Böylece 60'lı yaşlara gelip dayandım. Bir baktım ki "Yolun sonu görünüyor", bir şeyler yap Bünyamin (...) dedim kendi kendime. "Kimseden bir şey bekleme, devletten de... Hiç kimse elini taşın altına koymayacak." Çünkü, CANAN UYKUDA!
Sonunda neyim var yoksa harcamaya ve hiç olmazsa tarihe bir not düşmeye karar verip bu albümü hazırladım. (...) CANAN'ın uyanışına bir parçacık bile vesile olabilirsek, benim en büyük dileğim de böylece gerçekleşmiş olur."
Ne yazayım ben şimdi bunun üzerine Bünyamin Ağabey...
Biz yazarak, sen anlamı büyük imzanda belirttiğin gibi bağırıp çağırarak, uyandıracağız "CANAN"ı bir gün mutlaka... (Albümü dinlemeyen bilmez; "Canan" halktır bize bu arada...)
Dinleyin... Dinletin...
Zil takıp oynasın mı!
En üst düzeyde hedef gösterilen ve "başörtülü kızlara hakaret ettiği" iddiasıyla hakkında soruşturma başlatılan oyuncu Deniz Çakır'ın, ifade vermek için gittiği İstanbul Adliyesi'nde çekilmiş fotoğraflarını "tedirgin görünüyordu", "ürkmüş görünüyordu", "üzgün ve moralsiz görünüyordu" diye servis etti iktidarın yağdanlık siteleri.
"Ay ne de güzel şahane hedef gösterildim", "bana da linç edilmenin böylesi yakışırdı", "yargımız da nasıl mükemmel(!) siyasallaşmış maşallah" diye zil takıp oynaması mı gerekirdi?

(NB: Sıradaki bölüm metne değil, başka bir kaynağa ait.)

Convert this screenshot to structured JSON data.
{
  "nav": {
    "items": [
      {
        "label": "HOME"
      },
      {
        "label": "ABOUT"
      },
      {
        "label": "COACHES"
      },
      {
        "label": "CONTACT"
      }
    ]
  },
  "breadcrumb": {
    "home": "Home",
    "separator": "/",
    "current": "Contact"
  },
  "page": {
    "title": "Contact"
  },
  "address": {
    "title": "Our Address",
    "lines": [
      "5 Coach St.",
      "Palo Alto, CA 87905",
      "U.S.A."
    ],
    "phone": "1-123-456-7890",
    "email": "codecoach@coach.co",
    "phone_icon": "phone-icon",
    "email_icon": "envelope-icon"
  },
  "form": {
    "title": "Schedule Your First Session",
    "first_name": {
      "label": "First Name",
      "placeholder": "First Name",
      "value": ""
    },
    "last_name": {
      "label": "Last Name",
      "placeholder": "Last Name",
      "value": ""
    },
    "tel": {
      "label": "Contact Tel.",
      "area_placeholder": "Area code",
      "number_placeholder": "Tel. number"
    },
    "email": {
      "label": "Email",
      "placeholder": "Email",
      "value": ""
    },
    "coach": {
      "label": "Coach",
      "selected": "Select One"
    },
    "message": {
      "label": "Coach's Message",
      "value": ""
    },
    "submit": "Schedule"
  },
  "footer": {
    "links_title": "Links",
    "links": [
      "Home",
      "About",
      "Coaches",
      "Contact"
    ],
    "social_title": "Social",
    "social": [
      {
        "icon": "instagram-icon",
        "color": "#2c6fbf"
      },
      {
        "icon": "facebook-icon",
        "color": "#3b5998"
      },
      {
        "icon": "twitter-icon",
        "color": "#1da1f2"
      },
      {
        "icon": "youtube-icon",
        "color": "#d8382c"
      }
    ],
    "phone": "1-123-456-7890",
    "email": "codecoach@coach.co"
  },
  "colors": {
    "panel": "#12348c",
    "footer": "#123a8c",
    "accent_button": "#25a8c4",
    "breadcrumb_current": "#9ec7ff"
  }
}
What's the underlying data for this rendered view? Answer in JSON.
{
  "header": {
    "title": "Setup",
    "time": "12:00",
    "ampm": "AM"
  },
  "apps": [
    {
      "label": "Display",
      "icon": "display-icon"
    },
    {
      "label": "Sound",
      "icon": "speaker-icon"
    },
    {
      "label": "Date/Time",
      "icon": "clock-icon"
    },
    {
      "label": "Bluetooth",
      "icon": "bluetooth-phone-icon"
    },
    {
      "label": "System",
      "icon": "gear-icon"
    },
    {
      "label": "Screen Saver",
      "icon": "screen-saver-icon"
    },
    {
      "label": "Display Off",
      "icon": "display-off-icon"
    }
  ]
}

Kaldı ki, insanın yaşadığı ülkenin "hukuk devleti niteliğini hızla kaybediyor olmasından tedirginlik duyması" bence bilinç göstergesi;
Allah keşke, bunu "bireysel korku"ya yorup gevrek gevrek alay eden, tedaviye muhtaç kafalara da nasip etseydi aynı bilinç düzeyini!
Tuz kokması
Karlov suikastçısıyla ilişkisi dolayısıyla ihraç edilen polis memurunun "Fetullahçı olmadığını" başka bir deyişle "masumiyetini(!)" kanıtlamak için sunduğu deliller(!):
- Üniversitede Süleymancıların yurdunda kaldım.
- 2009'dan beri Menzilcilerin Şeyh Fevzettin koluna bağlıyım.
Masumiyet karinesinin "makbul tarikata mensubiyet" haline geldiği bir düzene dair "tuz koktu" dışında söylenebilecek ne kaldı!